FOR many years, Shanachie Records has been one of the world’s leading sources for indigenous and roots music. In terms of reggae, its catalogue includes revered recordings from the music’s golden age of the 1970s.
Shanachie has, however, reached out to a younger audience in the last decade. Currently, the company is putting its promotional muscle behind 9INE, a reggae/soul album by American singers Syleena Johnson and Musiq Soulchild.
Kemar ‘Flava’ McGregor, Syleen Johnson and Musiq Soulchild.
To be released in September, the set is produced by Kemar ‘Flava’ McGregor, a leading figure in dancehall/reggae. Randall Grass, Shanachie’s president, spoke to Splash recently about plans for 9INE.
“Our promotion strategy is aimed both at the reggae and R&B market, especially Musiq and Syleena’s fan base. We are servicing reggae radio in Jamaica, the US and UK, but also urban radio in the US and R&B/soul radio in the UK,” he explained.
Grass says a dancehall mix of Feel The Pain, the album’s lead single, will be serviced to club DJs worldwide. Music Soulchild and Johnson are also expected to do shows in the US next month as part of 9INE’s promotion.

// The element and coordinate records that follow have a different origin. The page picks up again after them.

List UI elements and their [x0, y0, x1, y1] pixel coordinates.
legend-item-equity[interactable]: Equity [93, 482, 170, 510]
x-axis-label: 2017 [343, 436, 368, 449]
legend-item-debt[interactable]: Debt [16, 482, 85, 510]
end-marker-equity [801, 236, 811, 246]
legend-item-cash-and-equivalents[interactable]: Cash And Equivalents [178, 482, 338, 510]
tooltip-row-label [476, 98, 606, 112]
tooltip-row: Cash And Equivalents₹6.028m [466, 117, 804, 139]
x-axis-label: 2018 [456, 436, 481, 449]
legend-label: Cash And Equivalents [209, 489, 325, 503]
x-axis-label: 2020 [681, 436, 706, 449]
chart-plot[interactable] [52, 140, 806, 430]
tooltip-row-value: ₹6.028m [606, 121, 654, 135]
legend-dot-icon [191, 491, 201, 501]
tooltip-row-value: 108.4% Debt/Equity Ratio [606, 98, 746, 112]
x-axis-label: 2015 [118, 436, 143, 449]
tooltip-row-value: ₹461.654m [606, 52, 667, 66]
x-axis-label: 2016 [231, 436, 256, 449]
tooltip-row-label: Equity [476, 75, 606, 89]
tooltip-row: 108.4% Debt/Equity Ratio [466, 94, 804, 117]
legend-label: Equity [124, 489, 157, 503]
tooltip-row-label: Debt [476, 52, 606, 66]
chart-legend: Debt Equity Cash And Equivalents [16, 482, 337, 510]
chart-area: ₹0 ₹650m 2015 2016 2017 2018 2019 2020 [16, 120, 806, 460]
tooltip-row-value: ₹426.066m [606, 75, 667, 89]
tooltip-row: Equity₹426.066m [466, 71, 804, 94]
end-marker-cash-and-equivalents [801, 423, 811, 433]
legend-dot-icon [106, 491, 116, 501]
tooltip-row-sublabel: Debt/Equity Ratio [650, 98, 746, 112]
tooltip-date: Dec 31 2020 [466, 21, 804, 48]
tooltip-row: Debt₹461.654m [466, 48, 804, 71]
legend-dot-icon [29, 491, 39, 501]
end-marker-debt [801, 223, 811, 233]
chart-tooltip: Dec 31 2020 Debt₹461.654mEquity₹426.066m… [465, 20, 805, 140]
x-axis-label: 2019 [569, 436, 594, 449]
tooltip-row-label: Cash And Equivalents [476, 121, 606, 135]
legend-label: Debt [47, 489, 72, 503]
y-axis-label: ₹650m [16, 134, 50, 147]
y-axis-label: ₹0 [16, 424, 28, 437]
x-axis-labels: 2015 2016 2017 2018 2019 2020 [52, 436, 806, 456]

According to Grass, Shanachie’s involvement with 9INE seemed natural. The label released Johnson’s previous album, Labour Pains, while Musiq Soulchild appeared in a music video by The Floacist, a soul poet signed to Shanachie.
9INE is the latest effort by the New York-based company to reach a contemporary audience. Like Rounder Records in Massachusetts, Shanachie is known for its vast catalogue of roots music, which includes titles by reggae acts Augustus Pablo, whose East Of The River Nile album marked the company’s association with Jamaican music in 1978.
Shanachie also has albums by Dennis Brown, The Mighty Diamonds, Culture and the Wailing Souls in its catalogue. In recent years, it has released new albums by Third World as well as a slate of smooth jazz and neo-soul acts including singer Crystal Bowersox, the 2010 American Idol runner-up.
Johnson told Billboard magazine early this year that the collaboration with McGregor resulted from a tape he sent them of a new sound he was working on. It impressed her and Soulchild enough to consider doing a song with him but once they got into the studio, the project evolved.
“The music was so good and Musiq and I both love Kemar’s production so we’re like, ‘why don’t we just do an album together’,” she said.
Johnson and Musiq Soulchild are part of the neo-soul explosion that took place in the United States during the mid-1990s. McGregor is best known for producing Etana’s I Am Not Afraid and Mama Don’t Cry by Gyptian.